Dozens of ex-pupils ‘certificates, academic results, the school file database, are just snapshots of the loss endured Tuesday morning when a massive fire gutted the Administrative Block of St. Peter’s Technical Junior and Senior Secondary School in Lamin.
The fire began about 1am, the school’s Vice Principal Francis M. Gomez told The Chronicle in an exclusive interview. “I was in bed when the school watchman came knocking on my door nonstop, ‘Mr. Gomez wake up the administrative building is on fire!’ he exclaimed. My first reaction was this cannot be real,” Francis said. “But once I arrived on the scene and saw the flames coming out of the building, that’s the time I believed it was real.”

Gomez said they tried using extinguishers at the school in vain, prompting them to call the firefighters in Brikama who could do little upon arrival on the scene to prevent the massive damage.
As a result, dozens of computers, hundreds of books, trophies, refrigerators and personal files of both the school principal and his assistant were incinerated in the blaze. “It was the building that housed the entire school documents since its inception in 1975,” Francis told The Chronicle. “It’s heartbreaking. We’re still in shock because some of these files are irreplaceable.”

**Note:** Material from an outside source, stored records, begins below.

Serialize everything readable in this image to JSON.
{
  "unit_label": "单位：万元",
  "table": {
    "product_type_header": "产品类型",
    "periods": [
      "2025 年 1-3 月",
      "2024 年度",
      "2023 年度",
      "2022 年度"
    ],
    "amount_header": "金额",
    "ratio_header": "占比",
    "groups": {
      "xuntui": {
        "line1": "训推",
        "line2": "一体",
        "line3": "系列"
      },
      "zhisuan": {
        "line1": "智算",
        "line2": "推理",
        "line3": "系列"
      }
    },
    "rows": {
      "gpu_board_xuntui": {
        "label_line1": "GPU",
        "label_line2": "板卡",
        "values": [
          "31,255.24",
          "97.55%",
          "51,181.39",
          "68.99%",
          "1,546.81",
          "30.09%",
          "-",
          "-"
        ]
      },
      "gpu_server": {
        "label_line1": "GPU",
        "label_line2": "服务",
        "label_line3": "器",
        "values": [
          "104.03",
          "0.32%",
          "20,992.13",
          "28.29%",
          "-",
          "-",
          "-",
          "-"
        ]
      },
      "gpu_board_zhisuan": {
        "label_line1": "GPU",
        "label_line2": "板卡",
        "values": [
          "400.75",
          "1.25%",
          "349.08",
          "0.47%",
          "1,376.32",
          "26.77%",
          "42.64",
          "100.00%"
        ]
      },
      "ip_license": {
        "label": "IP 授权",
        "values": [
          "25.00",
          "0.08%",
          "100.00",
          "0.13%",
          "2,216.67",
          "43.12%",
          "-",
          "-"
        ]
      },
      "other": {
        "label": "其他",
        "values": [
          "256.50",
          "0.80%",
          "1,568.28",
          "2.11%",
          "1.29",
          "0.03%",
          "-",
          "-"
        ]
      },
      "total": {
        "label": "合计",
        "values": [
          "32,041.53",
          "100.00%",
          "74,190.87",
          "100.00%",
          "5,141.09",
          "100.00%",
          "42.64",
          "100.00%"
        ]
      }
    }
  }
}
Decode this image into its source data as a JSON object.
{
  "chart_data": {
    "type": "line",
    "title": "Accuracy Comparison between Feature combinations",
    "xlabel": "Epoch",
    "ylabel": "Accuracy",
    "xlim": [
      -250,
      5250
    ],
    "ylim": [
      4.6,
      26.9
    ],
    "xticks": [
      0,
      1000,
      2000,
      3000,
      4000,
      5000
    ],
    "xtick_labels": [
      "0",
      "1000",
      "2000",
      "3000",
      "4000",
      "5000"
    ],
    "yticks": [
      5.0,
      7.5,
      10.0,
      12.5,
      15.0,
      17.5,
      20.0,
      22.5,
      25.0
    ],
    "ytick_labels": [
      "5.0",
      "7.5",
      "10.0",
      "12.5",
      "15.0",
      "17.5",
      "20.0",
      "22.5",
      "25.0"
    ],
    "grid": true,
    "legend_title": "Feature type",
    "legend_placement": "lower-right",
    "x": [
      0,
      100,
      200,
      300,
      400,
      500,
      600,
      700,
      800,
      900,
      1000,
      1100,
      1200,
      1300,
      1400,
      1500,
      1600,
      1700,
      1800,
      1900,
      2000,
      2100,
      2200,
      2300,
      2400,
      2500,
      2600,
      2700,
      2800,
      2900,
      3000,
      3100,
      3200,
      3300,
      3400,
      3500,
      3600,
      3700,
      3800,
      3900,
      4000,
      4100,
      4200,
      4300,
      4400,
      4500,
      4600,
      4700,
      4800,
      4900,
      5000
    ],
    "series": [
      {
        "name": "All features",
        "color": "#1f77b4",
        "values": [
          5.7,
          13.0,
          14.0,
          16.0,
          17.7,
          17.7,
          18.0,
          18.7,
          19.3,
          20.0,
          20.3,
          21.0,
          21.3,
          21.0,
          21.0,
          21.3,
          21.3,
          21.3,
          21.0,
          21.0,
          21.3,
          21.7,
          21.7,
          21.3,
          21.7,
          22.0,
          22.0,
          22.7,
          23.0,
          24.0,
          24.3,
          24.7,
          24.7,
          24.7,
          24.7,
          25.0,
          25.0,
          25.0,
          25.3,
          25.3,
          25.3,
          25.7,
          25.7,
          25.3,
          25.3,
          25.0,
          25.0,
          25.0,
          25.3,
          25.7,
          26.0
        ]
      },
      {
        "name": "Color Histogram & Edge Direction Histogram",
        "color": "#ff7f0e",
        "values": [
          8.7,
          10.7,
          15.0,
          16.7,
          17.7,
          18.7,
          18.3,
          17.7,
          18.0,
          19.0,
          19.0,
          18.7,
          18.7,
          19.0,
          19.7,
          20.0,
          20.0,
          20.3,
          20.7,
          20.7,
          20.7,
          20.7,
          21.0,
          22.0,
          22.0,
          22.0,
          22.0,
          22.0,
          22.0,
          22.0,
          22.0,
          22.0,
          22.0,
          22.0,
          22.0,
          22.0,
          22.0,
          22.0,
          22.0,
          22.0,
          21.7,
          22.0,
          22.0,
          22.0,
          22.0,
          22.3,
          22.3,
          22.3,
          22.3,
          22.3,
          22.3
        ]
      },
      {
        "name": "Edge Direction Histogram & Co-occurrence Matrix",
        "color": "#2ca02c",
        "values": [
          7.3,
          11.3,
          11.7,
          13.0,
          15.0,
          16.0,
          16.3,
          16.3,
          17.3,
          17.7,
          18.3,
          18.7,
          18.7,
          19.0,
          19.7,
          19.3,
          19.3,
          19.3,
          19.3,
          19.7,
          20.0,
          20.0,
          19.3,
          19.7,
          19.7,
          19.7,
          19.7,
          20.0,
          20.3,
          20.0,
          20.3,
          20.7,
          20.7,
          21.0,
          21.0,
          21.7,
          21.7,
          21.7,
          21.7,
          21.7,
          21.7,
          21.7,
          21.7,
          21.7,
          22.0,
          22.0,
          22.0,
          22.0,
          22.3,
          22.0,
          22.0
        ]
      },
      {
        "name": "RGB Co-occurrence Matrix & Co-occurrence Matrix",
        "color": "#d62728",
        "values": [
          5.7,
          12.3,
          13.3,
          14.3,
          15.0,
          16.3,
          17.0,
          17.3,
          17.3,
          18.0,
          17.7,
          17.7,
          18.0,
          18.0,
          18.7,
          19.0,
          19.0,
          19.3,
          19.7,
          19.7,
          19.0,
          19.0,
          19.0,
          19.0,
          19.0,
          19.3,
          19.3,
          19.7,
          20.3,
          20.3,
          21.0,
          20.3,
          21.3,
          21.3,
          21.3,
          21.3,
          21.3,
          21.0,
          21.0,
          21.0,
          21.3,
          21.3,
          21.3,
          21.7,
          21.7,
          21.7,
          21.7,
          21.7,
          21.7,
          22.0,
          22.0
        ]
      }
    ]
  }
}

Asked about the cause of the outbreak, Gomez did not respond saying the police investigators are working to determine the cause. “At this moment the matter is in the hands of the police investigation unit, so I don’t want to comment on that right now.”
However, Gomez refused to let the spirit of the school be lost in the rubble. “Normal school curriculum duties are uninterrupted,” he says. “Since this unforeseen incident happened, the principal and I assembled the students to calm and encourage them to stay focused and steadfast because we will rise above the flames.”
St. Peter’s is the first technical high school in The Gambia. The school prides itself as the greenest and one of the leading schools in the country.